At 00:30, the ship Caronia relayed a CQ message from Titanic to the Baltic, and at 00:53 another CQD. At 01:15, Baltic responded "Please tell Titanic we are making towards her". At 01:35, Baltic reported receiving the message "Engine room getting flooded" from Titanic, and responded "We are rushing to you".

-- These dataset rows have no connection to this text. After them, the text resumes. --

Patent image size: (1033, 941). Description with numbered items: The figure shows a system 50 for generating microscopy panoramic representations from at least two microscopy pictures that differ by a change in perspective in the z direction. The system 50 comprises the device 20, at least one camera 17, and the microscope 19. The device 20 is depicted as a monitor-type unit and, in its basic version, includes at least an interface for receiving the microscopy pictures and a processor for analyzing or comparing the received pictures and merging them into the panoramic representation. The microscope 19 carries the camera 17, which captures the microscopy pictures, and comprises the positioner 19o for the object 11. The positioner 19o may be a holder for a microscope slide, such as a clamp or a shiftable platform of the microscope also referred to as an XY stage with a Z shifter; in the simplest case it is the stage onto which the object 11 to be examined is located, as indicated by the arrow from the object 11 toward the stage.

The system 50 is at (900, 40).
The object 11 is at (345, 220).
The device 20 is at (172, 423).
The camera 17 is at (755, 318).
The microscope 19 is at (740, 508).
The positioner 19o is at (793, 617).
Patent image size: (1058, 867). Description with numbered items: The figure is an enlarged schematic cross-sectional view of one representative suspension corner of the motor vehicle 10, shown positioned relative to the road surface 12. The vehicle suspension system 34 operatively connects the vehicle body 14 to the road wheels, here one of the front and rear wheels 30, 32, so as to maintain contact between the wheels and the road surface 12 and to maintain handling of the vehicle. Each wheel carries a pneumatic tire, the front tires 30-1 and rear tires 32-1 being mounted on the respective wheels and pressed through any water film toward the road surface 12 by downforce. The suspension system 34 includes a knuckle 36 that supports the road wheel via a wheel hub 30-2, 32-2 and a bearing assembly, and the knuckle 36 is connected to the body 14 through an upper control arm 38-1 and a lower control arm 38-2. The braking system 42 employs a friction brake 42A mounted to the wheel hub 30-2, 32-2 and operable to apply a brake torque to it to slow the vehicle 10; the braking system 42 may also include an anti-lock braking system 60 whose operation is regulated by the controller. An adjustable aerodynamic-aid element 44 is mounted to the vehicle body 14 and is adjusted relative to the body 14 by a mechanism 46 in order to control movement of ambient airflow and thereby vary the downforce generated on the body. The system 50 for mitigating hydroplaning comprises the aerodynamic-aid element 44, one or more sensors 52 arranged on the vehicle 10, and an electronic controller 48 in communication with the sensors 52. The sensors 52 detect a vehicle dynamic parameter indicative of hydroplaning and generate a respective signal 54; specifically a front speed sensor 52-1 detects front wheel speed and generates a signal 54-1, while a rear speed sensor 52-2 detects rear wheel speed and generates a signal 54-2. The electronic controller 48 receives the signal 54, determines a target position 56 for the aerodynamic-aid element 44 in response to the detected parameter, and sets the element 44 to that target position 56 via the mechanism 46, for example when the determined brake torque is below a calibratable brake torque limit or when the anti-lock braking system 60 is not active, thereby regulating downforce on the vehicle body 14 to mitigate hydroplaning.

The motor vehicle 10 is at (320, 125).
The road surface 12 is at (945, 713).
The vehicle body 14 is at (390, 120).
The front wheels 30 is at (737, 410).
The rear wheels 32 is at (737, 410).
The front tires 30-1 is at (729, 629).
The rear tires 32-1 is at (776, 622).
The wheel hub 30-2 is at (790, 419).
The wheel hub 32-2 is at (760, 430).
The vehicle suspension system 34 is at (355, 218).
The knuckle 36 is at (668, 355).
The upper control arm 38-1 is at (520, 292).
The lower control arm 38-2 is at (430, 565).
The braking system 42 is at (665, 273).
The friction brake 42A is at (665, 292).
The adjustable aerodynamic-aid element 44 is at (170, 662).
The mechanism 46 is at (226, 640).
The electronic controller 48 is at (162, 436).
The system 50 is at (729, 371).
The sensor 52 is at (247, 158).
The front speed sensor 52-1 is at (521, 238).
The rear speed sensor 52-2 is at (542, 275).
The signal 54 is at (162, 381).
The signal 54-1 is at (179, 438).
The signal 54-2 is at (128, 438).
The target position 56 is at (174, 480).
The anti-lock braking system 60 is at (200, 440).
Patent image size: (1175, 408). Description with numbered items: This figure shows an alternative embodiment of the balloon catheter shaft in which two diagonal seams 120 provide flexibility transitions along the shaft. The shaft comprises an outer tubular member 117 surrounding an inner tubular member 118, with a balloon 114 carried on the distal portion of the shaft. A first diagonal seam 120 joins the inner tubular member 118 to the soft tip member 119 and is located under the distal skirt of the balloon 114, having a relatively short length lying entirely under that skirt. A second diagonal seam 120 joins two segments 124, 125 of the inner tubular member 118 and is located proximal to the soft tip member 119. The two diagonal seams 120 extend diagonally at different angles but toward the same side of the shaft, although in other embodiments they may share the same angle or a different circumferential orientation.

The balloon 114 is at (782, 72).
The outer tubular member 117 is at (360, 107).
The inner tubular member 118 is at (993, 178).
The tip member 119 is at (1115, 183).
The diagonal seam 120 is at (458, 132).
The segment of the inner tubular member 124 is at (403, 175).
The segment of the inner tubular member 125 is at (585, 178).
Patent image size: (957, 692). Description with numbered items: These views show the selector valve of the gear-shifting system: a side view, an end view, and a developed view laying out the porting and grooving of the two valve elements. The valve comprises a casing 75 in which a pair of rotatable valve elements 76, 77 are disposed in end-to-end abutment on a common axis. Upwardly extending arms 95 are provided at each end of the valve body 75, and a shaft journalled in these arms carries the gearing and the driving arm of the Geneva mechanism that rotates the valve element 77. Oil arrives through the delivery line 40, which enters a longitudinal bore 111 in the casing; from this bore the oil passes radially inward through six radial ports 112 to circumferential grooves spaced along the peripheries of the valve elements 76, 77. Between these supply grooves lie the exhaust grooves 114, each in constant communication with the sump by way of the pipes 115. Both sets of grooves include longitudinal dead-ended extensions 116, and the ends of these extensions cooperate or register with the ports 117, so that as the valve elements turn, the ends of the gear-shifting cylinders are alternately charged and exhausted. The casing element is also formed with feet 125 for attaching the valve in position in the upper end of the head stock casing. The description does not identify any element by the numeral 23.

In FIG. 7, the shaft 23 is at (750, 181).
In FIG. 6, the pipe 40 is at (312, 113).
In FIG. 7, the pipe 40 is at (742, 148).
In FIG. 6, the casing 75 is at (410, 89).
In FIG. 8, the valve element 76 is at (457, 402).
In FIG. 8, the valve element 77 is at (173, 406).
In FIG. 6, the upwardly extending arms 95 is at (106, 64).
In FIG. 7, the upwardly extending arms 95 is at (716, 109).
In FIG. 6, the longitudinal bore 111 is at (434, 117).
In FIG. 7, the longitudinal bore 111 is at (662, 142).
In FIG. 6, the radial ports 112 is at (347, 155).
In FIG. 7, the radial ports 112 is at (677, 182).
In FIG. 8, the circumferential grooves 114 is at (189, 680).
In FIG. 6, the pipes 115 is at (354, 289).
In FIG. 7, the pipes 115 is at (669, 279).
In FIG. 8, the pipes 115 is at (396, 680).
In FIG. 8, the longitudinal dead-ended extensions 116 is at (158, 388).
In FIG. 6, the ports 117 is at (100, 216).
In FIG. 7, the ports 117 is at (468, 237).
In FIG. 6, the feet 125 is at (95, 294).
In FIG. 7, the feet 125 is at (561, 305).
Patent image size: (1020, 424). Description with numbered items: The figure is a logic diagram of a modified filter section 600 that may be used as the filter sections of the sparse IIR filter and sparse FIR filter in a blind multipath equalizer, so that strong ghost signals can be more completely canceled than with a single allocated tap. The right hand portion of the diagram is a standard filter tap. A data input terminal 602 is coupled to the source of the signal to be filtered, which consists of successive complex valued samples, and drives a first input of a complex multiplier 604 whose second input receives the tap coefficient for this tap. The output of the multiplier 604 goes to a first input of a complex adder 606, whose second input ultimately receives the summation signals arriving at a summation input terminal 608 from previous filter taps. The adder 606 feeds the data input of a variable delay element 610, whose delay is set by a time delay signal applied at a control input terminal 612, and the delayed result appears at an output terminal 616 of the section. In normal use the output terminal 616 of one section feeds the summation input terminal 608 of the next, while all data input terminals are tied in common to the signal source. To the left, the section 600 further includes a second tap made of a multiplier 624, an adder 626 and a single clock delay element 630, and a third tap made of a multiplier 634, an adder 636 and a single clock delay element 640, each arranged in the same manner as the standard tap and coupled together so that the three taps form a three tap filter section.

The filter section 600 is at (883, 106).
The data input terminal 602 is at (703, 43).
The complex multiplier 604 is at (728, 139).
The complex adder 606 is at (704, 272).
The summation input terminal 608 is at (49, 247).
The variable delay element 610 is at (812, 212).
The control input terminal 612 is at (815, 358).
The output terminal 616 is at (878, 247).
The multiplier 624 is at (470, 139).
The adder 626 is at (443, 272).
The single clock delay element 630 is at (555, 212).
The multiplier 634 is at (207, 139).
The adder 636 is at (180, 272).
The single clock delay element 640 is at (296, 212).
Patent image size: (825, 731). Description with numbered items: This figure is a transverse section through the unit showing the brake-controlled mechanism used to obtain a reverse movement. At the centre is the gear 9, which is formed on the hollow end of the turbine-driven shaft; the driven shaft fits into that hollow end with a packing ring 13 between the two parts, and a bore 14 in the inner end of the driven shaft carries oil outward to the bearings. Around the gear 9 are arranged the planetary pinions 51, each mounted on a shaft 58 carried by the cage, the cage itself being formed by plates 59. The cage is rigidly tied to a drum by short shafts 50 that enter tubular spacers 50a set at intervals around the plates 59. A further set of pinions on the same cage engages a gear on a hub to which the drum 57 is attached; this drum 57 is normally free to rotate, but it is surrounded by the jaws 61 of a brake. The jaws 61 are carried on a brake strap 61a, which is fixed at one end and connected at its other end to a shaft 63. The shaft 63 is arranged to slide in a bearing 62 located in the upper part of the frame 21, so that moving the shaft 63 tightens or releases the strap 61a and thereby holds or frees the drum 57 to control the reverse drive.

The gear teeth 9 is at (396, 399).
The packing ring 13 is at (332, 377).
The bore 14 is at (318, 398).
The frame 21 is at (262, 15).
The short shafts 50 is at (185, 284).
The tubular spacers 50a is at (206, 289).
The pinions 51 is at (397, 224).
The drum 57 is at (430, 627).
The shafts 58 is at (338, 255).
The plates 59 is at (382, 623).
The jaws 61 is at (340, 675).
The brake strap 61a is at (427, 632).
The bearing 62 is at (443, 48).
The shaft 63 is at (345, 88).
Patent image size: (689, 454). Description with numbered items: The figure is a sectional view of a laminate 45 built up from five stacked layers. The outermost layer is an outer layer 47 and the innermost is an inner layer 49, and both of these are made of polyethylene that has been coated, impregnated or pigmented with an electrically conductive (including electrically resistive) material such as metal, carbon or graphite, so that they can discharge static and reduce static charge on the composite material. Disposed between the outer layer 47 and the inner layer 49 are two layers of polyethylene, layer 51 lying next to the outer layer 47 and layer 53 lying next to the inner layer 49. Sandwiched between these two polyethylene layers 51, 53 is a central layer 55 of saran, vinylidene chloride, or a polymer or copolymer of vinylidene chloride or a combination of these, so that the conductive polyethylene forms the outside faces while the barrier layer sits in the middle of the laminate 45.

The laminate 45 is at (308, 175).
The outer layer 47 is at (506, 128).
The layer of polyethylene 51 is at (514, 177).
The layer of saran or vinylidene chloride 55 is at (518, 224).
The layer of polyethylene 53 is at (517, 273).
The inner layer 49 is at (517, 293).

Later in the morning, at 08:07 Baltic radioed to offer assistance with survivors. Baltic travelled 134 miles west toward the scene of the sinking of Titanic before turning back toward Liverpool. Ranson subsequently provided testimony about the warnings of icebergs and standard operating procedure, to the British inquiry into the Titanic disaster on June 18, 1912. Ranson received 15 shillings in his capacity as master of Baltic.

==Other awards==
Ranson was appointed an O.B.E. as a Senior Captain in the merchant marines in World War I. He commanded the Baltic from the outbreak of hostilities until October 1915, and thereafter, the Adriatic until the end of the War. He was also awarded the British War and Mercantile Marine Medals.

==Photos==
Photos of J.B. Ranson with Captain Inman Sealby of the RMS Republic are known to exist (on the RMS Republic official salvage web site, see ).

==Known commands==
- 23 January 1909 Ranson is the commander of Baltic. He rescues the passengers of Republic after a collision with Florida.
- 11 April 1912 Captain Ranson sails Baltic across the Atlantic, warning Titanic of icebergs. He turns the ship around to participate in the rescue effort.
- 12 December 1915 Captain Ranson is recorded as the commander of RMS Britannic, sailing into Liverpool dock to complete commissioning as a hospital ship.
- 18 September 1918 Captain Ranson is listed as J. B. Ranson, O.B.E., Lieut. Commander R.N.R. (ret'd) and the commander of RMS Adriatic on its voyage from Liverpool to New York City.

==Quotes==
- In a magazine article about the use of radio to locate RMS Republic in fog, he said "the passenger on a well-equipped transatlantic liner is safer than he can be anywhere else in the world".
- Asked about icebergs in the Titanic inquiry he said; "We go full speed whether there is ice reported or not", "I always keep my course whether ice is reported or not, on the track".